Just looking at documentaries on Instagram and Tiktok, I cannot figure out why I would ever use them. They are very intrusive. My time would not be my own. And mostly, I cannot say what I want to say. I post my vacation pictures for friends and relatives on Shutterfly. I compose a long collection of the pics I like to tell a story. At the end of the year I print several calendars from them, from which Shutterfly makes a ton of money, easily enough to pay for hosting my pics. If I posted impromptu pics, I’d regret it immediately. And I’d stop doing whatever I was doing in real life to make the post (and to regret it). Most of the time I won’t even stop to take the photo because cellphones (regardless of photo quality) make very inconvenient, bad cameras. Give me an optical viewfinder I can see in the daytime and one button and I’ll take a lot more photos. I only use a phone to avoid carrying two devices. Maybe I should leave the phone at home. Actually, sometimes I do. The only reason for carrying it is so my wife doesn’t panic. Unless it is her, or a call I’m expecting, I probably will not answer. And don’t send me any texts. I use email because I type very fast, and I can contain its use to an hour of the day I set aside for that.

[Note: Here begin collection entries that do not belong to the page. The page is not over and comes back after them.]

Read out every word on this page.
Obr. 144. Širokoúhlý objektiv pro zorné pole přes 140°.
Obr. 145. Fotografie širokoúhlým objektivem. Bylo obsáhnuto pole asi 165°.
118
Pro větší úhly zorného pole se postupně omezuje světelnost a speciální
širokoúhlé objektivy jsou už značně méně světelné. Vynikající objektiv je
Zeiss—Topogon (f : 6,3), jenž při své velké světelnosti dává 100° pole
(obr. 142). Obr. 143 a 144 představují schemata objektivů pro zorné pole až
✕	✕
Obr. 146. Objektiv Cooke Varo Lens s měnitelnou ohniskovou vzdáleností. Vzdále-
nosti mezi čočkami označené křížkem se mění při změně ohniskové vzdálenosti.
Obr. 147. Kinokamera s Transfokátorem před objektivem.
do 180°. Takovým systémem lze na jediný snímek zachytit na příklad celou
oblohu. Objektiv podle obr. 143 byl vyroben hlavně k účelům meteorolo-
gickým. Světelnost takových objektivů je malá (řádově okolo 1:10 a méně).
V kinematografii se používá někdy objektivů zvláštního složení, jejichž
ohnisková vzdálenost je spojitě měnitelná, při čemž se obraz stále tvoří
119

So again, it seems to me that from a user value standpoint, Instagram and Tiktok make no sense. No way would my music videos work on Tiktok. They are much too long. And when I’m watching a video, I hate watching on my phone. Sometimes I browse my Google feed on my phone, but if there is a video, I either just skip it, or forward the article to my email. Instagram and Tiktok don’t have me on there, so they could do better. But since they are phone oriented, perhaps there is no point to them, and I understand that and ignore them.
I do not have a very addictive personality, I suppose. I can’t drink, it makes me sick. I can only take half a pain pill a day, they make me sick. Etc., etc. I understand some people are addictive, and maybe these are the ones who get in trouble with the depressive rabbit holes on Tiktok?

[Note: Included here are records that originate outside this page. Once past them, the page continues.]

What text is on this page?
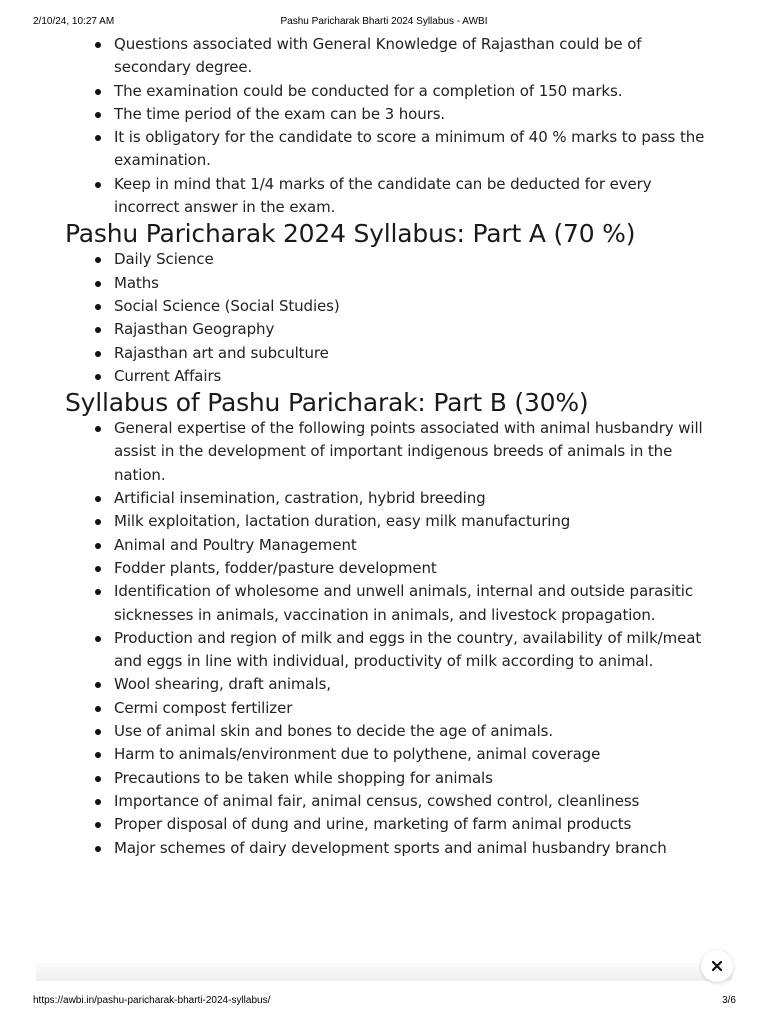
2/10/24, 10:27 AM	Pashu Paricharak Bharti 2024 Syllabus - AWBI
Questions associated with General Knowledge of Rajasthan could be of secondary degree.
The examination could be conducted for a completion of 150 marks.
The time period of the exam can be 3 hours.
It is obligatory for the candidate to score a minimum of 40 % marks to pass the examination.
Keep in mind that 1/4 marks of the candidate can be deducted for every incorrect answer in the exam.
Pashu Paricharak 2024 Syllabus: Part A (70 %)
Daily Science
Maths
Social Science (Social Studies)
Rajasthan Geography
Rajasthan art and subculture
Current Affairs
Syllabus of Pashu Paricharak: Part B (30%)
General expertise of the following points associated with animal husbandry will assist in the development of important indigenous breeds of animals in the nation.
Artificial insemination, castration, hybrid breeding
Milk exploitation, lactation duration, easy milk manufacturing
Animal and Poultry Management
Fodder plants, fodder/pasture development
Identification of wholesome and unwell animals, internal and outside parasitic sicknesses in animals, vaccination in animals, and livestock propagation.
Production and region of milk and eggs in the country, availability of milk/meat and eggs in line with individual, productivity of milk according to animal.
Wool shearing, draft animals,
Cermi compost fertilizer
Use of animal skin and bones to decide the age of animals.
Harm to animals/environment due to polythene, animal coverage
Precautions to be taken while shopping for animals
Importance of animal fair, animal census, cowshed control, cleanliness
Proper disposal of dung and urine, marketing of farm animal products
Major schemes of dairy development sports and animal husbandry branch
https://awbi.in/pashu-paricharak-bharti-2024-syllabus/	3/6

If that is the case, there is ample precedent for controlling addictive, damaging substances, and the corporate goal of “keeping people on the platform as long as possible” is no better than the drug kingpin wanting to keep users on drugs as long as possible. It is not in society’s interest and is forbidden. I rest my case. Tiktok should be forbidden. No matter how profitable it is. There is no moral or economic mandate to place profits over the health and welfare of individuals or society. When profit happens to line up with benefit, it is permitted, grudgingly because it leads to inequality, so it is taxed. When it doesn’t, it becomes an illegal industry.